L-lysine and L-threonine, the region of containing L-threonine alone. And if separated crystals corresponding to the saturated solution were determined as

L-lysine, these plots were defined as "L-lysine line" on a straight line. And if separated crystals corresponding to the saturated solution were determined as

L-threonine, these plots were defined as "L-threonine line" on a straight line.

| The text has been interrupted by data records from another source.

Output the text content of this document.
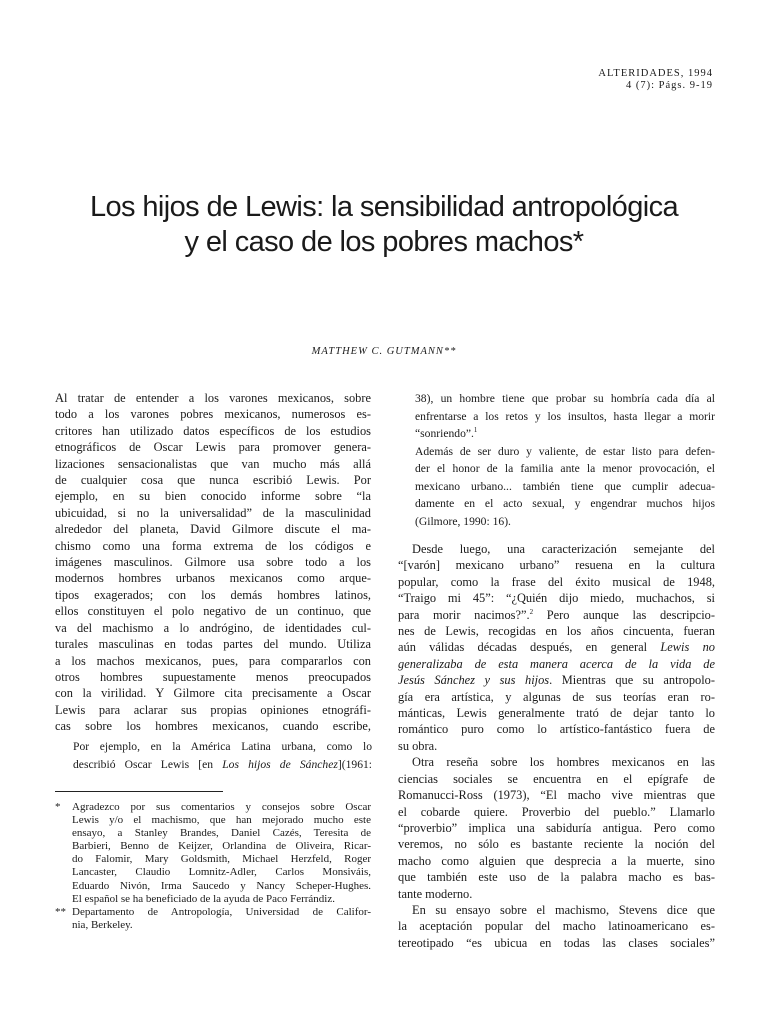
ALTERIDADES, 1994
4 (7): Págs. 9-19
Los hijos de Lewis: la sensibilidad antropológica
y el caso de los pobres machos*
MATTHEW C. GUTMANN**
Al tratar de entender a los varones mexicanos, sobre
todo a los varones pobres mexicanos, numerosos es-
critores han utilizado datos específicos de los estudios
etnográficos de Oscar Lewis para promover genera-
lizaciones sensacionalistas que van mucho más allá
de cualquier cosa que nunca escribió Lewis. Por
ejemplo, en su bien conocido informe sobre “la
ubicuidad, si no la universalidad” de la masculinidad
alrededor del planeta, David Gilmore discute el ma-
chismo como una forma extrema de los códigos e
imágenes masculinos. Gilmore usa sobre todo a los
modernos hombres urbanos mexicanos como arque-
tipos exagerados; con los demás hombres latinos,
ellos constituyen el polo negativo de un continuo, que
va del machismo a lo andrógino, de identidades cul-
turales masculinas en todas partes del mundo. Utiliza
a los machos mexicanos, pues, para compararlos con
otros hombres supuestamente menos preocupados
con la virilidad. Y Gilmore cita precisamente a Oscar
Lewis para aclarar sus propias opiniones etnográfi-
cas sobre los hombres mexicanos, cuando escribe,
Por ejemplo, en la América Latina urbana, como lo
describió Oscar Lewis [en Los hijos de Sánchez](1961:
*	Agradezco por sus comentarios y consejos sobre Oscar
Lewis y/o el machismo, que han mejorado mucho este
ensayo, a Stanley Brandes, Daniel Cazés, Teresita de
Barbieri, Benno de Keijzer, Orlandina de Oliveira, Ricar-
do Falomir, Mary Goldsmith, Michael Herzfeld, Roger
Lancaster, Claudio Lomnitz-Adler, Carlos Monsiváis,
Eduardo Nivón, Irma Saucedo y Nancy Scheper-Hughes.
El español se ha beneficiado de la ayuda de Paco Ferrándiz.
** Departamento de Antropología, Universidad de Califor-
nia, Berkeley.
38), un hombre tiene que probar su hombría cada día al
enfrentarse a los retos y los insultos, hasta llegar a morir
“sonriendo”.$^1$
Además de ser duro y valiente, de estar listo para defen-
der el honor de la familia ante la menor provocación, el
mexicano urbano... también tiene que cumplir adecua-
damente en el acto sexual, y engendrar muchos hijos
(Gilmore, 1990: 16).
Desde luego, una caracterización semejante del
“[varón] mexicano urbano” resuena en la cultura
popular, como la frase del éxito musical de 1948,
“Traigo mi 45”: “¿Quién dijo miedo, muchachos, si
para morir nacimos?”.$^2$ Pero aunque las descripcio-
nes de Lewis, recogidas en los años cincuenta, fueran
aún válidas décadas después, en general Lewis no
generalizaba de esta manera acerca de la vida de
Jesús Sánchez y sus hijos. Mientras que su antropolo-
gía era artística, y algunas de sus teorías eran ro-
mánticas, Lewis generalmente trató de dejar tanto lo
romántico puro como lo artístico-fantástico fuera de
su obra.
Otra reseña sobre los hombres mexicanos en las
ciencias sociales se encuentra en el epígrafe de
Romanucci-Ross (1973), “El macho vive mientras que
el cobarde quiere. Proverbio del pueblo.” Llamarlo
“proverbio” implica una sabiduría antigua. Pero como
veremos, no sólo es bastante reciente la noción del
macho como alguien que desprecia a la muerte, sino
que también este uso de la palabra macho es bas-
tante moderno.
En su ensayo sobre el machismo, Stevens dice que
la aceptación popular del macho latinoamericano es-
tereotipado “es ubicua en todas las clases sociales”
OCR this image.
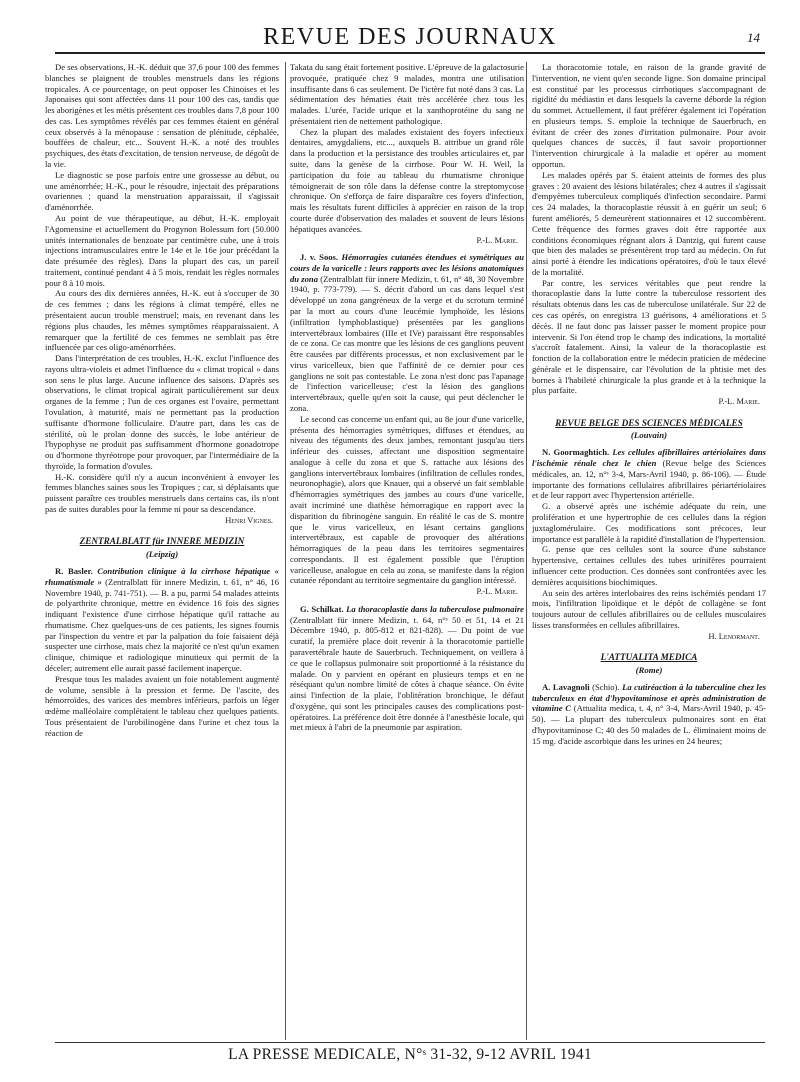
REVUE DES JOURNAUX	14

De ses observations, H.-K. déduit que 37,6 pour 100 des femmes blanches se plaignent de troubles menstruels dans les régions tropicales. A ce pourcentage, on peut opposer les Chinoises et les Japonaises qui sont affectées dans 11 pour 100 des cas, tandis que les aborigènes et les métis présentent ces troubles dans 7,8 pour 100 des cas. Les symptômes révélés par ces femmes étaient en général ceux observés à la ménopause : sensation de plénitude, céphalée, bouffées de chaleur, etc... Souvent H.-K. a noté des troubles psychiques, des états d'excitation, de tension nerveuse, de dégoût de la vie.

Le diagnostic se pose parfois entre une grossesse au début, ou une aménorrhée; H.-K., pour le résoudre, injectait des préparations ovariennes ; quand la menstruation apparaissait, il s'agissait d'aménorrhée.

Au point de vue thérapeutique, au début, H.-K. employait l'Agomensine et actuellement du Progynon Bolessum fort (50.000 unités internationales de benzoate par centimètre cube, une à trois injections intramusculaires entre le 14e et le 16e jour précédant la date présumée des règles). Dans la plupart des cas, un pareil traitement, continué pendant 4 à 5 mois, rendait les règles normales pour 8 à 10 mois.

Au cours des dix dernières années, H.-K. eut à s'occuper de 30 de ces femmes ; dans les régions à climat tempéré, elles ne présentaient aucun trouble menstruel; mais, en revenant dans les régions plus chaudes, les mêmes symptômes réapparaissaient. A remarquer que la fertilité de ces femmes ne semblait pas être influencée par ces oligo-aménorrhées.

Dans l'interprétation de ces troubles, H.-K. exclut l'influence des rayons ultra-violets et admet l'influence du « climat tropical » dans son sens le plus large. Aucune influence des saisons. D'après ses observations, le climat tropical agirait particulièrement sur deux organes de la femme ; l'un de ces organes est l'ovaire, permettant l'ovulation, à maturité, mais ne permettant pas la production suffisante d'hormone folliculaire. D'autre part, dans les cas de stérilité, où le prolan donne des succès, le lobe antérieur de l'hypophyse ne produit pas suffisamment d'hormone gonadotrope ou d'hormone thyréotrope pour provoquer, par l'intermédiaire de la thyroïde, la formation d'ovules.

H.-K. considère qu'il n'y a aucun inconvénient à envoyer les femmes blanches saines sous les Tropiques ; car, si déplaisants que puissent paraître ces troubles menstruels dans certains cas, ils n'ont pas de suites durables pour la femme ni pour sa descendance.

Henri Vignes.

ZENTRALBLATT für INNERE MEDIZIN

(Leipzig)

R. Basler. Contribution clinique à la cirrhose hépatique « rhumatismale » (Zentralblatt für innere Medizin, t. 61, n° 46, 16 Novembre 1940, p. 741-751). — B. a pu, parmi 54 malades atteints de polyarthrite chronique, mettre en évidence 16 fois des signes indiquant l'existence d'une cirrhose hépatique qu'il rattache au rhumatisme. Chez quelques-uns de ces patients, les signes fournis par l'inspection du ventre et par la palpation du foie faisaient déjà suspecter une cirrhose, mais chez la majorité ce n'est qu'un examen clinique, chimique et radiologique minutieux qui permit de la déceler; autrement elle aurait passé facilement inaperçue.

Presque tous les malades avaient un foie notablement augmenté de volume, sensible à la pression et ferme. De l'ascite, des hémorroïdes, des varices des membres inférieurs, parfois un léger œdème malléolaire complétaient le tableau chez quelques patients. Tous présentaient de l'urobilinogène dans l'urine et chez tous la réaction de

Takata du sang était fortement positive. L'épreuve de la galactosurie provoquée, pratiquée chez 9 malades, montra une utilisation insuffisante dans 6 cas seulement. De l'ictère fut noté dans 3 cas. La sédimentation des hématies était très accélérée chez tous les malades. L'urée, l'acide urique et la xanthoprotéine du sang ne présentaient rien de nettement pathologique.

Chez la plupart des malades existaient des foyers infectieux dentaires, amygdaliens, etc..., auxquels B. attribue un grand rôle dans la production et la persistance des troubles articulaires et, par suite, dans la genèse de la cirrhose. Pour W. H. Weil, la participation du foie au tableau du rhumatisme chronique témoignerait de son rôle dans la défense contre la streptomycose chronique. On s'efforça de faire disparaître ces foyers d'infection, mais les résultats furent difficiles à apprécier en raison de la trop courte durée d'observation des malades et souvent de leurs lésions hépatiques avancées.

P.-L. Marie.

J. v. Soos. Hémorragies cutanées étendues et symétriques au cours de la varicelle : leurs rapports avec les lésions anatomiques du zona (Zentralblatt für innere Medizin, t. 61, n° 48, 30 Novembre 1940, p. 773-779). — S. décrit d'abord un cas dans lequel s'est développé un zona gangréneux de la verge et du scrotum terminé par la mort au cours d'une leucémie lymphoïde, les lésions (infiltration lymphoblastique) présentées par les ganglions intervertébraux lombaires (IIIe et IVe) paraissant être responsables de ce zona. Ce cas montre que les lésions de ces ganglions peuvent être causées par différents processus, et non exclusivement par le virus varicelleux, bien que l'affinité de ce dernier pour ces ganglions ne soit pas contestable. Le zona n'est donc pas l'apanage de l'infection varicelleuse; c'est la lésion des ganglions intervertébraux, quelle qu'en soit la cause, qui peut déclencher le zona.

Le second cas concerne un enfant qui, au 8e jour d'une varicelle, présenta des hémorragies symétriques, diffuses et étendues, au niveau des téguments des deux jambes, remontant jusqu'au tiers inférieur des cuisses, affectant une disposition segmentaire analogue à celle du zona et que S. rattache aux lésions des ganglions intervertébraux lombaires (infiltration de cellules rondes, neuronophagie), alors que Knauer, qui a observé un fait semblable d'hémorragies symétriques des jambes au cours d'une varicelle, avait incriminé une diathèse hémorragique en rapport avec la disparition du fibrinogène sanguin. En réalité le cas de S. montre que le virus varicelleux, en lésant certains ganglions intervertébraux, est capable de provoquer des altérations hémorragiques de la peau dans les territoires segmentaires correspondants. Il est également possible que l'éruption varicelleuse, analogue en cela au zona, se manifeste dans la région cutanée répondant au territoire segmentaire du ganglion intéressé.

P.-L. Marie.

G. Schilkat. La thoracoplastie dans la tuberculose pulmonaire (Zentralblatt für innere Medizin, t. 64, n°ˢ 50 et 51, 14 et 21 Décembre 1940, p. 805-812 et 821-828). — Du point de vue curatif, la première place doit revenir à la thoracotomie partielle paravertébrale haute de Sauerbruch. Techniquement, on veillera à ce que le collapsus pulmonaire soit proportionné à la résistance du malade. On y parvient en opérant en plusieurs temps et en ne réséquant qu'un nombre limité de côtes à chaque séance. On évite ainsi l'infection de la plaie, l'oblitération bronchique, le défaut d'oxygène, qui sont les principales causes des complications post-opératoires. La préférence doit être donnée à l'anesthésie locale, qui met mieux à l'abri de la pneumonie par aspiration.

La thoracotomie totale, en raison de la grande gravité de l'intervention, ne vient qu'en seconde ligne. Son domaine principal est constitué par les processus cirrhotiques s'accompagnant de rigidité du médiastin et dans lesquels la caverne déborde la région du sommet. Actuellement, il faut préférer également ici l'opération en plusieurs temps. S. emploie la technique de Sauerbruch, en évitant de créer des zones d'irritation pulmonaire. Pour avoir quelques chances de succès, il faut savoir proportionner l'intervention chirurgicale à la maladie et opérer au moment opportun.

Les malades opérés par S. étaient atteints de formes des plus graves : 20 avaient des lésions bilatérales; chez 4 autres il s'agissait d'empyèmes tuberculeux compliqués d'infection secondaire. Parmi ces 24 malades, la thoracoplastie réussit à en guérir un seul; 6 furent améliorés, 5 demeurèrent stationnaires et 12 succombèrent. Cette fréquence des formes graves doit être rapportée aux conditions économiques régnant alors à Dantzig, qui furent cause que bien des malades se présentèrent trop tard au médecin. On fut ainsi porté à étendre les indications opératoires, d'où le taux élevé de la mortalité.

Par contre, les services véritables que peut rendre la thoracoplastie dans la lutte contre la tuberculose ressortent des résultats obtenus dans les cas de tuberculose unilatérale. Sur 22 de ces cas opérés, on enregistra 13 guérisons, 4 améliorations et 5 décès. Il ne faut donc pas laisser passer le moment propice pour intervenir. Si l'on étend trop le champ des indications, la mortalité s'accroît fatalement. Ainsi, la valeur de la thoracoplastie est fonction de la collaboration entre le médecin praticien de médecine générale et le dispensaire, car l'évolution de la phtisie met des bornes à l'habileté chirurgicale la plus grande et à la technique la plus parfaite.

P.-L. Marie.

REVUE BELGE DES SCIENCES MÉDICALES

(Louvain)

N. Goormaghtich. Les cellules afibrillaires artériolaires dans l'ischémie rénale chez le chien (Revue belge des Sciences médicales, an. 12, n°ˢ 3-4, Mars-Avril 1940, p. 86-106). — Étude importante des formations cellulaires afibrillaires périartériolaires et de leur rapport avec l'hypertension artérielle.

G. a observé après une ischémie adéquate du rein, une prolifération et une hypertrophie de ces cellules dans la région juxtaglomérulaire. Ces modifications sont précoces, leur importance est parallèle à la rapidité d'installation de l'hypertension.

G. pense que ces cellules sont la source d'une substance hypertensive, certaines cellules des tubes urinifères pourraient influencer cette production. Ces données sont confrontées avec les dernières acquisitions biochimiques.

Au sein des artères interlobaires des reins ischémiés pendant 17 mois, l'infiltration lipoïdique et le dépôt de collagène se font toujours autour de cellules afibrillaires ou de cellules musculaires lisses transformées en cellules afibrillaires.

H. Lenormant.

L'ATTUALITA MEDICA

(Rome)

A. Lavagnoli (Schio). La cutiréaction à la tuberculine chez les tuberculeux en état d'hypovitaminose et après administration de vitamine C (Attualita medica, t. 4, n° 3-4, Mars-Avril 1940, p. 45-50). — La plupart des tuberculeux pulmonaires sont en état d'hypovitaminose C; 40 des 50 malades de L. éliminaient moins de 15 mg. d'acide ascorbique dans les urines en 24 heures;

LA PRESSE MEDICALE, N°ˢ 31-32, 9-12 AVRIL 1941
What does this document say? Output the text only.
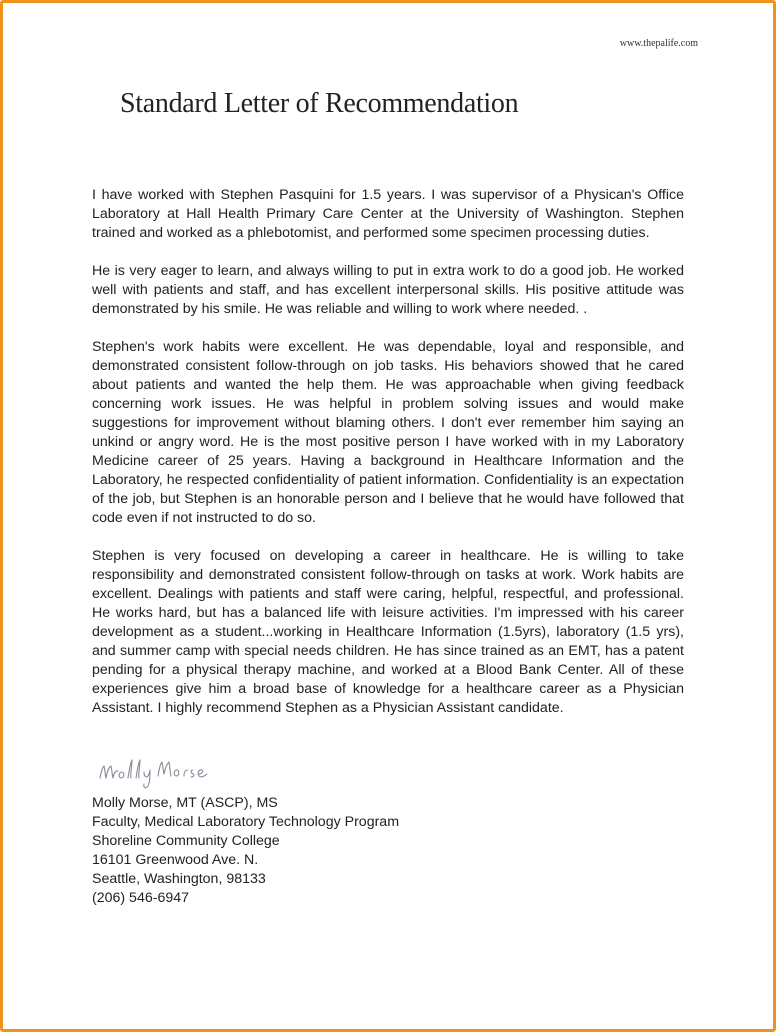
www.thepalife.com
Standard Letter of Recommendation

I have worked with Stephen Pasquini for 1.5 years. I was supervisor of a Physican's Office Laboratory at Hall Health Primary Care Center at the University of Washington. Stephen trained and worked as a phlebotomist, and performed some specimen processing duties.

He is very eager to learn, and always willing to put in extra work to do a good job. He worked well with patients and staff, and has excellent interpersonal skills. His positive attitude was demonstrated by his smile. He was reliable and willing to work where needed. .

Stephen's work habits were excellent. He was dependable, loyal and responsible, and demonstrated consistent follow-through on job tasks. His behaviors showed that he cared about patients and wanted the help them. He was approachable when giving feedback concerning work issues. He was helpful in problem solving issues and would make suggestions for improvement without blaming others. I don't ever remember him saying an unkind or angry word. He is the most positive person I have worked with in my Laboratory Medicine career of 25 years. Having a background in Healthcare Information and the Laboratory, he respected confidentiality of patient information. Confidentiality is an expectation of the job, but Stephen is an honorable person and I believe that he would have followed that code even if not instructed to do so.

Stephen is very focused on developing a career in healthcare. He is willing to take responsibility and demonstrated consistent follow-through on tasks at work. Work habits are excellent. Dealings with patients and staff were caring, helpful, respectful, and professional. He works hard, but has a balanced life with leisure activities. I'm impressed with his career development as a student...working in Healthcare Information (1.5yrs), laboratory (1.5 yrs), and summer camp with special needs children. He has since trained as an EMT, has a patent pending for a physical therapy machine, and worked at a Blood Bank Center. All of these experiences give him a broad base of knowledge for a healthcare career as a Physician Assistant. I highly recommend Stephen as a Physician Assistant candidate.

Molly Morse, MT (ASCP), MS
Faculty, Medical Laboratory Technology Program
Shoreline Community College
16101 Greenwood Ave. N.
Seattle, Washington, 98133
(206) 546-6947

Example 2: Example at -5°C and pH 12

A 514.20 g quantity of a L-lysine solution, which had L-lysine concentration of 61.46% and pH of which was adjusted at 10.98 at 20 ⁰ C , and a 441.79g quantity of a L-threonine solution, which had L-threonine concentration of 42.93% and pH of which was adjusted at 11.02 at 20°C , were mixed in a 1 I glass beaker. The 61.46% L-lysine solution was obtained from a commercial source (Ajinomoto Eurolysine S.A.S., (50% L-lysine; Lot 6256)) after evaporation using a rotary evaporator (pressure: lOOmbar, water bath temperature: 60 ⁰ C), and the 42.93% L-threonine solution was also obtained from a commercial one (Ajinomoto Eurolysine S.A.S., (L-threonine; Lot 7158). The resulting solution mixed from l-lysine and l-threonine was stirred at room temperature overnight and cooled down to -5°C. The solution was maintained at -5°C under agitation for 48 hours, and then under static condition overnight. As a result, precipitation of crystals was observed. Then, saturated solution and crystals were separated at -5°C by centrifugation at 4000 rpm for 30 min (J2-21M/E-Beckman, rotor

JA-14). Viscosity and the contents of L-lysine, L-threonine, sodium, and water in saturated solution were measured by analysis under the following conditions: L-lysine content: Amino Acid Analyzer AMINOTAC JLC-500/V (JEOL) L-threonine content: Amino Acid Analyzer AMINOTAC JLC-500/V (JEOL) Viscosity: a rotational viscometer (Rheomat RM 180, Metller Toledo) and the measure system DIN 53019

Sodium content: Ion Chromatography DX320 (DIONEX) Water content: Drying in the oven at 105 ⁰ C overnight

Then, L-lysine and L-threonine contents in the saturated solution were plotted in the graph. There are three regions with crystals precipitated in the saturated solution, the region of containing L-lysine alone, the region of containing both L-lysine and L-threonine, the region of containing L-threonine alone. If separated crystals corresponding to the saturated solution were determined as L-lysine by gel, these plots were defined as "L-lysine line" on a straight line. And if separated crystals corresponding to the saturated solution were determined as L-threonine by needle-like crystal, these plots were defined as "L-threonine line" on a straight line.

Industrial Applicability

The present invention is a mixed aqueous solution of L-lysine and L-threonine which is stable and concentrated and which has good handleability and thus can be used as an animal feed ingredient.